Smoking Increases Risk of Disease Progression in MS Patients


Each additional year of smoking after multiple sclerosis diagnosis accelerated the time to secondary progressive disease conversion.

Each additional year of smoking after multiple sclerosis diagnosis accelerated the time to secondary progressive disease conversion.

For patients with multiple sclerosis (MS), the biggest fear is disease progression. But the time until progression can be prolonged if current smokers who are diagnosed with MS discontinue smoking upon diagnosis, a recent study suggests.

The study, published online by JAMA Neurology, found that continued smoking after a diagnosis of MS appears to be associated with accelerated disease progression compared with patients who quit smoking. Smoking is a known risk factor of MS.

While MS begins as a course of irregular and worsening relapses, it usually changes after about 20 years to something called secondary progressive (SP) disease.

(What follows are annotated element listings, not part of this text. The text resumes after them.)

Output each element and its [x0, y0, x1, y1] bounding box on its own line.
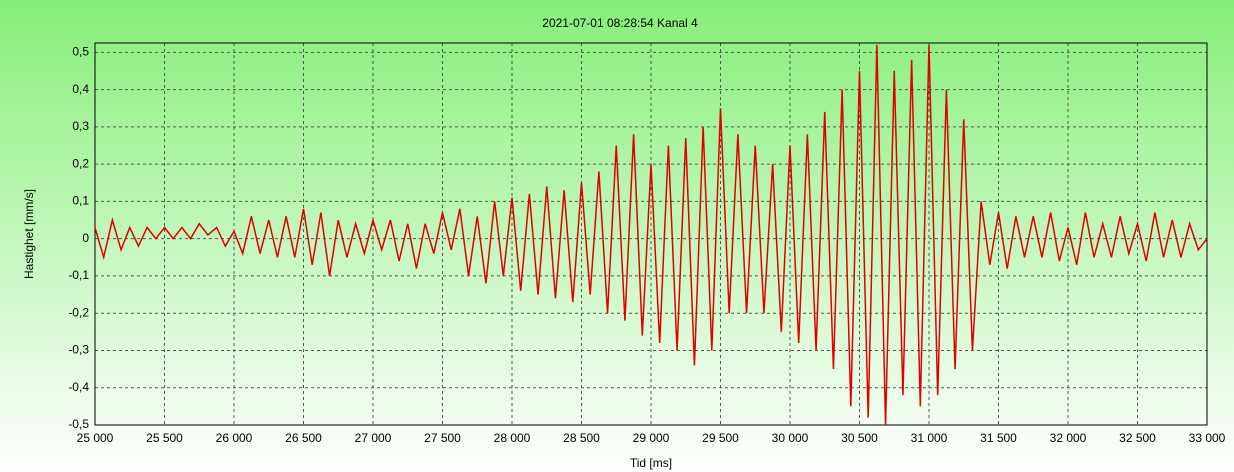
x-tick-label: 32 500 — [1119, 431, 1156, 445]
y-axis-label: Hastighet [mm/s] — [22, 189, 36, 279]
y-tick-label: -0,5 — [68, 417, 89, 431]
x-tick-label: 29 000 — [633, 431, 670, 445]
x-tick-label: 28 000 — [494, 431, 531, 445]
x-tick-label: 30 500 — [841, 431, 878, 445]
x-tick-label: 27 500 — [424, 431, 461, 445]
y-tick-label: -0,1 — [68, 268, 89, 282]
data-line — [94, 44, 1208, 426]
x-tick-label: 25 500 — [146, 431, 183, 445]
chart-title: 2021-07-01 08:28:54 Kanal 4 — [542, 16, 698, 30]
x-tick-label: 27 000 — [355, 431, 392, 445]
y-tick-label: 0,4 — [72, 82, 89, 96]
y-tick-label: 0,3 — [72, 119, 89, 133]
y-tick-label: 0 — [82, 231, 89, 245]
plot-frame — [94, 42, 1208, 426]
x-tick-label: 32 000 — [1050, 431, 1087, 445]
x-tick-label: 26 000 — [216, 431, 253, 445]
y-tick-label: -0,3 — [68, 343, 89, 357]
x-axis-label: Tid [ms] — [630, 456, 672, 470]
x-tick-label: 30 000 — [772, 431, 809, 445]
x-tick-label: 25 000 — [77, 431, 114, 445]
y-tick-label: 0,1 — [72, 194, 89, 208]
x-tick-label: 31 500 — [980, 431, 1017, 445]
y-tick-label: -0,2 — [68, 305, 89, 319]
x-tick-label: 31 000 — [911, 431, 948, 445]
x-tick-label: 29 500 — [702, 431, 739, 445]
x-tick-label: 26 500 — [285, 431, 322, 445]
y-tick-label: 0,2 — [72, 156, 89, 170]
x-tick-label: 33 000 — [1189, 431, 1226, 445]
y-tick-label: 0,5 — [72, 44, 89, 58]
x-tick-label: 28 500 — [563, 431, 600, 445]
y-tick-label: -0,4 — [68, 380, 89, 394]
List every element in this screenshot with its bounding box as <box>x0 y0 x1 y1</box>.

The time from onset to conversion to SPMS is a frequently used measure of disease progression.

The study evaluated a cohort of 728 patients in Sweden with MS who smoked at diagnosis. Of the 728, 216 converted to SP. Among the 728 smokers, 332 were classified as “continuers” who smoked through the year after diagnosis and beyond, and 118 were “quitters” who stopped smoking the year after diagnosis.

Information concerning the disease progression of 1012 patients who never smoked was also included. Nearly 60% of patients with MS were smokers in the present study cohort and in a Swedish cohort of new cases, according to the study background.

The researchers found that each additional year of smoking after diagnosis accelerated the time to SP conversion by 4.7%. The study also suggests that those who continued to smoke each year after diagnosis converted to SP fasted (at age 48) than those who quit (at age 56).

“This study demonstrates that smoking after MS diagnosis has a negative impact on the progression of the disease, whereas reduced smoking may improve patient quality of life, with more years before the development of SP disease. Accordingly, evidence clearly supports advising patients with MS who smoke to quit. Health care services for patients with MS should be organized to support such a lifestyle change,” the study concluded.